I’m on the other side of this myself. My grandparents pretty much raised my sister and me, so when my grandmother passed away this summer, it was no cake walk. At all. To make matters worse, I had to handle her estate, and let me tell you, death brings out the worst in people who are driven by material objects. I think this has really prolonged my grief, because I’ve sort of had to shuffle it off to the side to deal with all the nuisances in my family.
I’m not going to lie, it isn’t easy. You’re going to go through a wide range of emotions, and my advice is: just let them come. Sure, you’ll feel empty and hollow, maybe even nauseas like I did, but it’s necessary. You must feel these things in order to let healing begin. If you don’t release that energy, it could turn into depression, rather than simple grief.
I can’t tell you what to expect– I wanted to see no one for several weeks following her death, and I didn’t even want to leave my bedroom. Even if I wasn’t just slinking around in my bed like a lump of lazy, I didn’t want to physically be outside of the bedroom, so I did all my work there, had my meals, cleaned out closet / reorganized dressers, etc. I just couldn’t stand to be in the rest of the house because I associated it with “other people,” and I very much wanted to be alone. Other people love keeping occupied outside of the home.
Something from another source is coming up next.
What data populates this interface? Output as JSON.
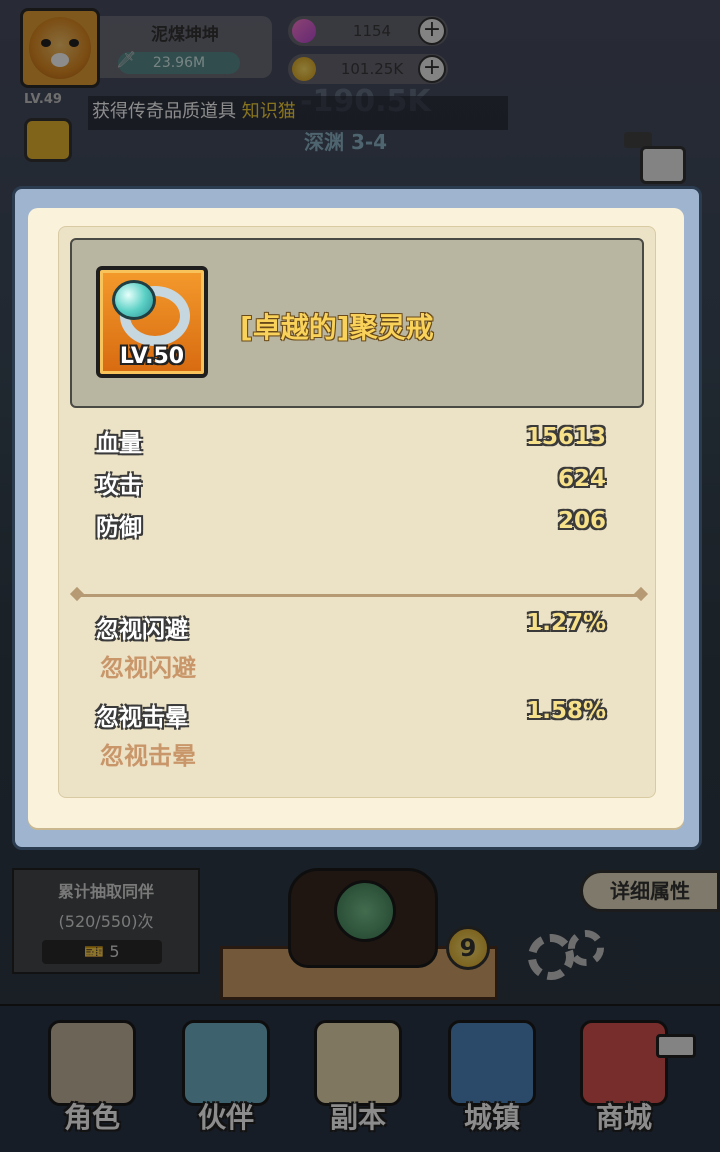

Socialites constantly keeping busy with friends and acquaintances to keep their mind off of the event might be theraputic.
Whatever it is that helps you, embrace it. Be kind to yourself, allow yourself extra time to sleep if you need to, grief takes a lot out of you.
Before all of that, enjoy the time you have with her. The last time I saw my grandmother was on my honeymoon. My DH and I cut out our travelling in Canada to head to the state my father had her in, and I took my wedding dress as a surprise for her to see. I changed into it, and took pictures with her. We talked about our favorite moments together, and I thanked her for being like my mother, and everything she’s ever done for my sister and me. I asked her what her favorite little girl’s name was, because I wanted to honor her in some way (she knew that her name was too old fashioned, and hated it anyway) so we decided on Annie. I hated saying goodbye, and it killed me that I had to do it, but at the same time, that is one of my most favorite moments with her. She passed away less than a year since then.
I’m sorry you’re going through this too, and I hope you find a way to come to peace that works for you. If you need support, I’m just a PM away.